As part of its research for the Uneven Growth project, SITU worked with Jesse Keenan of the Center for Urban Real Estate (CURE) to propose an ownership and development model focused on capturing the value of unused air rights in the service of funding affordable housing. In addition to working closely with Jesse, the Furman Center’s guidance and work on Transferable Development Rights was an essential component of this research. This post focuses on SITU’s strategy for unlocking development rights as one approach to addressing the affordability crisis in New York on a localized level. The CGC proposes a scenario where underutilized urban spaces could be opened up to a new type of incremental growth facilitated through neighborhood based organizations called Community Growth Corporations.

The Community Growth Corporation (CGC) is a hypothetical development model meant to align social and financial capital in a way that allows for the preservation of affordable housing and the creation of community-driven neighborhood projects. The mechanism for capitalization is a public auction of excess floor area ratio (FAR) within a community that would otherwise go unused, or where the cost to build to the FAR outweighs the benefit of added interior space. Excess FAR is then exchanged for a share of the CGC. Altering the existing regulations so that FAR is no longer restricted to contiguous properties, but instead can be aggregated—forming new kinds of development—both low-rise affordable housing or higher rise mixed-income developments in adjacent neighborhoods that are suited for denser development.

“Receiving Zones” are identified as areas that are capable of accepting increased density due to the availability of space as well as existing access to transportation infrastructure. “Donating Zones” are identified as areas that are currently over-populated and are severely rent-burdened, meaning that on average households spend more than 50% of their income on housing. The transfer of FAR between the two zones can only occur if they are adjacent.
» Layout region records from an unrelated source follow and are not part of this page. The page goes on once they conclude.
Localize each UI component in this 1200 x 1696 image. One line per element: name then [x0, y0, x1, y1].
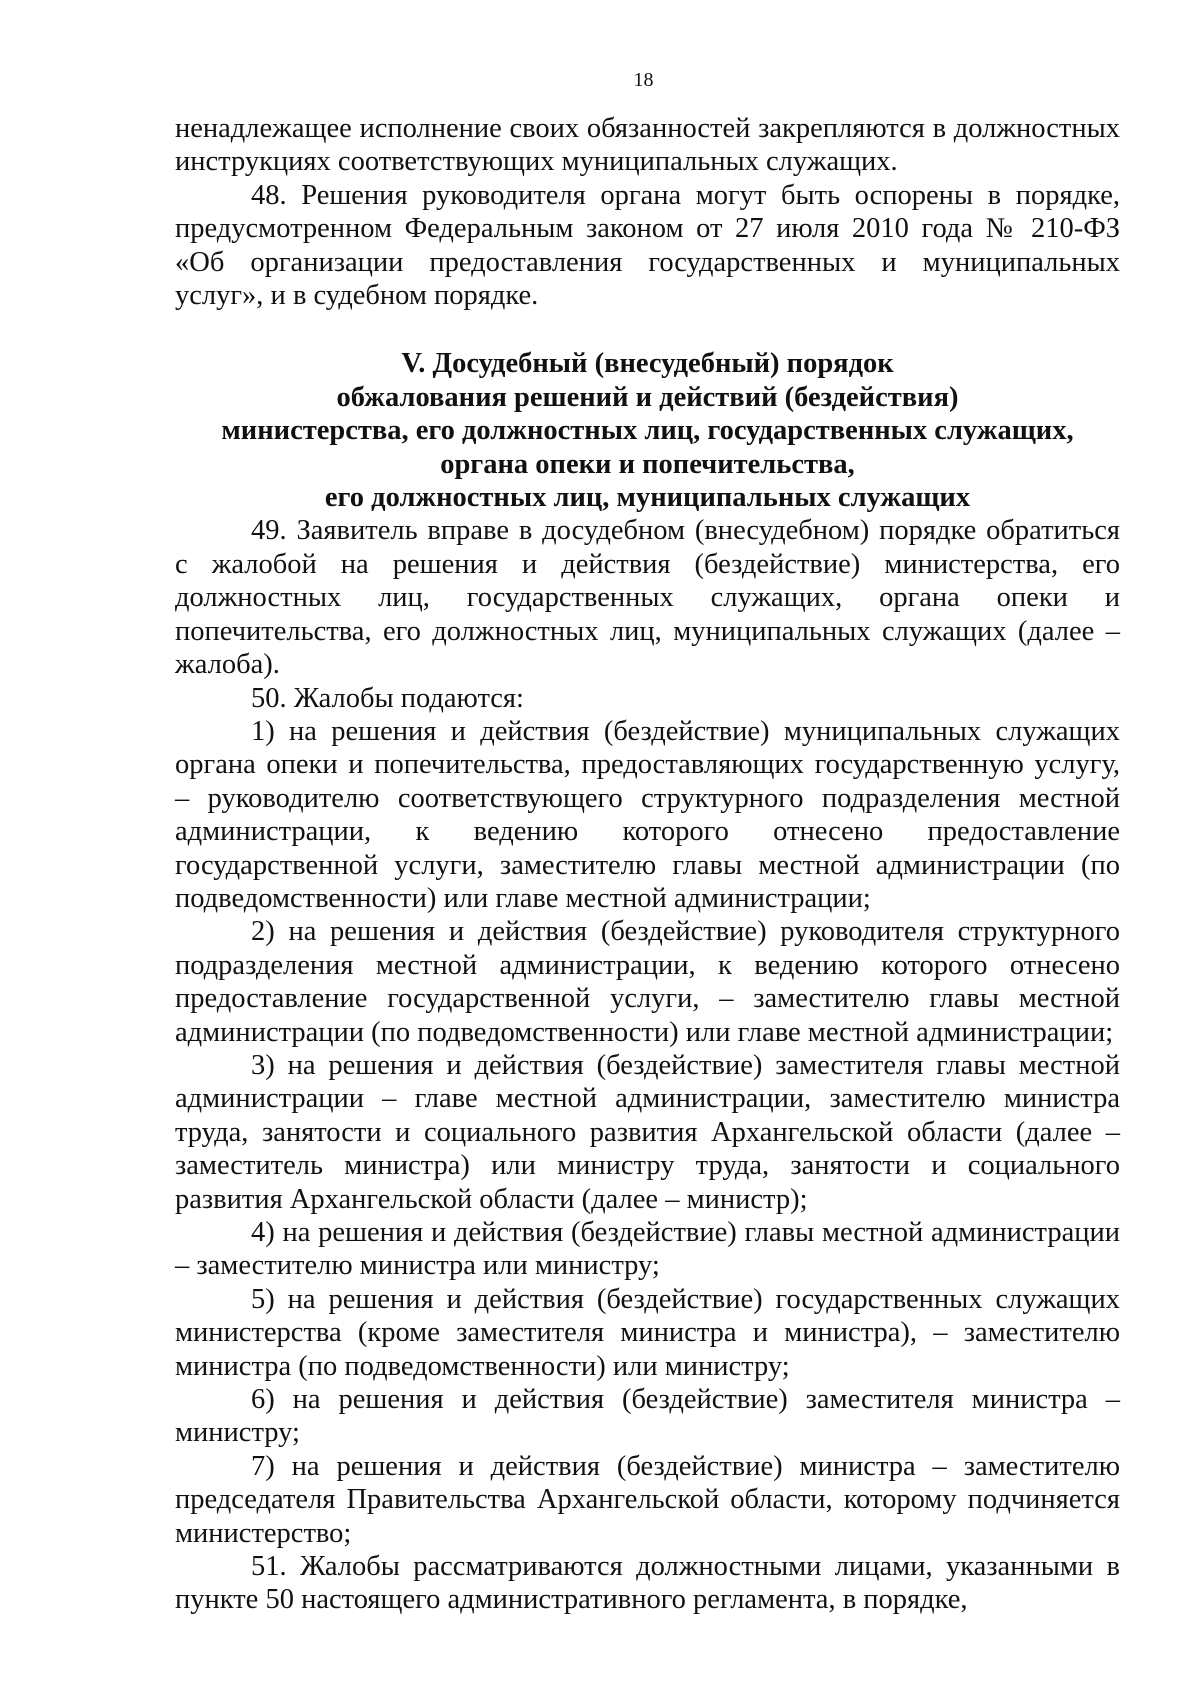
- page-number: 18: [633, 69, 654, 91]
- list-item-5: 5) на решения и действия (бездействие) государственных служащих министерства (кроме заместителя министра и министра), – заместителю министра (по подведомственности) или министру;: [175, 1283, 1120, 1382]
- paragraph-continuation: ненадлежащее исполнение своих обязанностей закрепляются в должностных инструкциях соответствующих муниципальных служащих.: [175, 113, 1120, 178]
- paragraph-51: 51. Жалобы рассматриваются должностными лицами, указанными в пункте 50 настоящего административного регламента, в порядке,: [175, 1551, 1120, 1616]
- heading-line: его должностных лиц, муниципальных служащих: [324, 482, 971, 514]
- list-item-4: 4) на решения и действия (бездействие) главы местной администрации – заместителю министра или министру;: [175, 1217, 1120, 1282]
- heading-line: министерства, его должностных лиц, государственных служащих,: [221, 415, 1074, 447]
- paragraph-50: 50. Жалобы подаются:: [251, 682, 524, 714]
- list-item-7: 7) на решения и действия (бездействие) министра – заместителю председателя Правительства Архангельской области, которому подчиняется министерство;: [175, 1450, 1120, 1549]
- list-item-3: 3) на решения и действия (бездействие) заместителя главы местной администрации – главе местной администрации, заместителю министра труда, занятости и социального развития Архангельской области (далее – заместитель министра) или министру труда, занятости и социального развития Архангельской области (далее – министр);: [175, 1049, 1120, 1215]
- paragraph-49: 49. Заявитель вправе в досудебном (внесудебном) порядке обратиться с жалобой на решения и действия (бездействие) министерства, его должностных лиц, государственных служащих, органа опеки и попечительства, его должностных лиц, муниципальных служащих (далее – жалоба).: [175, 515, 1120, 681]
- list-item-2: 2) на решения и действия (бездействие) руководителя структурного подразделения местной администрации, к ведению которого отнесено предоставление государственной услуги, – заместителю главы местной администрации (по подведомственности) или главе местной администрации;: [175, 916, 1120, 1048]
- document-body: [175, 112, 1120, 1617]
- heading-line: обжалования решений и действий (бездействия): [336, 381, 959, 413]
- section-heading: [175, 347, 1120, 514]
- heading-line: органа опеки и попечительства,: [440, 448, 855, 480]
- paragraph-48: 48. Решения руководителя органа могут быть оспорены в порядке, предусмотренном Федеральным законом от 27 июля 2010 года № 210-ФЗ «Об организации предоставления государственных и муниципальных услуг», и в судебном порядке.: [175, 179, 1120, 312]
- heading-line: V. Досудебный (внесудебный) порядок: [401, 348, 894, 380]
- list-item-1: 1) на решения и действия (бездействие) муниципальных служащих органа опеки и попечительства, предоставляющих государственную услугу, – руководителю соответствующего структурного подразделения местной администрации, к ведению которого отнесено предоставление государственной услуги, заместителю главы местной администрации (по подведомственности) или главе местной администрации;: [175, 715, 1120, 914]
- list-item-6: 6) на решения и действия (бездействие) заместителя министра – министру;: [175, 1384, 1120, 1449]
By exchanging excess FAR for shares in the CGC, landowners of properties with affordable housing receive modest investments returns that must be used to renovate or further develop the property. These returns are attached to the property itself rather than its owner in order to ensure that investment in affordable housing is continual, especially in neighborhoods that are already over populated and rent-burdened. All residents are able to gain shares in the CGC, regardless of whether or not they are landowners, through “sweat equity”—participating in street and public space improvements, engaging in senior care activities, coordinating transit pools, etc. Returns for these CGC shareholders come in the form of unit renovations or as rent credits, ensuring the advancement and quality of affordable housing.